Search code examples
sphinxthinking-sphinx

Thinking Sphinx indexing performance


I have a large index definition that takes too long to index. I suspect the main problem is caused by the many LEFT OUTER JOINs generated.

I saw this question, but can't find documentation about using source: :query, which seems to be part of the solution.

My index definition and the resulting query can be found here: https://gist.github.com/jonsgold/fdd7660bf8bc98897612

How can I optimize the generated query to run faster during indexing?


Solution

  • This is the solution that worked best (from the linked question). Basically, you can remove a piece of the main query sql_query and define it separately as a sql_joined_field in the sphinx.conf file.

    It's important to add all relevant sql conditions to each sql_joined_field (such as sharding indexes by modulo on the ID). Here's the new definition:

    ThinkingSphinx::Index.define(
      :incident,
      with: :active_record,
      delta?: false,
      delta_processor: ThinkingSphinx::Deltas.processor_for(ThinkingSphinx::Deltas::ResqueDelta)
    ) do
        indexes "SELECT incidents.id * 51 + 7 AS id, sites.name AS site FROM incidents LEFT OUTER JOIN sites ON sites.id = site_id WHERE incidents.deleted = 0 AND EXISTS (SELECT id FROM accounts WHERE accounts.status = 'enabled' AND incidents.account_id = id) ORDER BY id", as: :site, source: :query
        ...
        has
        ...
    end
    
    ThinkingSphinx::Index.define(
      :incident,
      with: :active_record,
      delta?: true,
      delta_processor: ThinkingSphinx::Deltas.processor_for(ThinkingSphinx::Deltas::ResqueDelta)
    ) do
        indexes "SELECT incidents.id * 51 + 7 AS id, sites.name AS site FROM incidents LEFT OUTER JOIN sites ON sites.id = site_id WHERE incidents.deleted = 0 AND incidents.delta = 1 AND EXISTS (SELECT id FROM accounts WHERE accounts.status = 'enabled' AND incidents.account_id = id) ORDER BY id", as: :site, source: :query
        ...
        has
        ...
    end
    

    The magic that defines the field site as a separate query is the option source: :query at the end of the line.

    Notice the core index definition has the parameter delta?: false, while the delta index definition has the parameter delta?: true. That's so I could use the condition WHERE incidents.delta = 1 in the delta index and filter out irrelevant records.

    I found sharding didn't perform any better, so I reverted to one unified index.

    See the whole index definition here: https://gist.github.com/jonsgold/05e2aea640320ee9d8b2.

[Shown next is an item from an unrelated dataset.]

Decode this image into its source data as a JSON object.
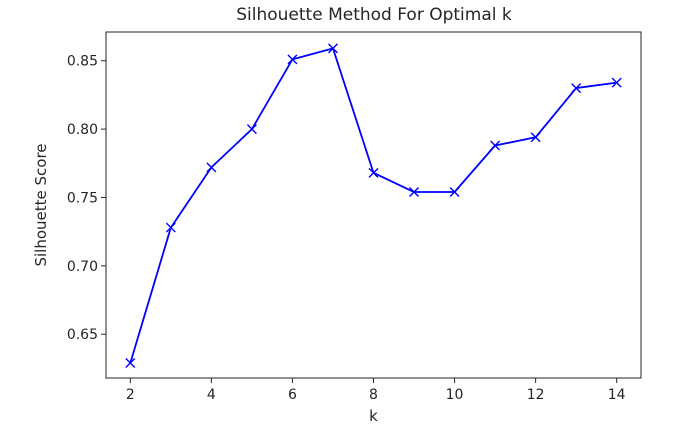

    Important to remember!

    The Sphinx document ID offset must be handled manually. That is, whenever an index for another model is added or removed, my calculated document ID will change. This must be updated.

    So, in my example, if I added an index for a different model (not :incident), I would have to run rake ts:configure to find out my new offset and change incidents.id * 51 + 7 accordingly.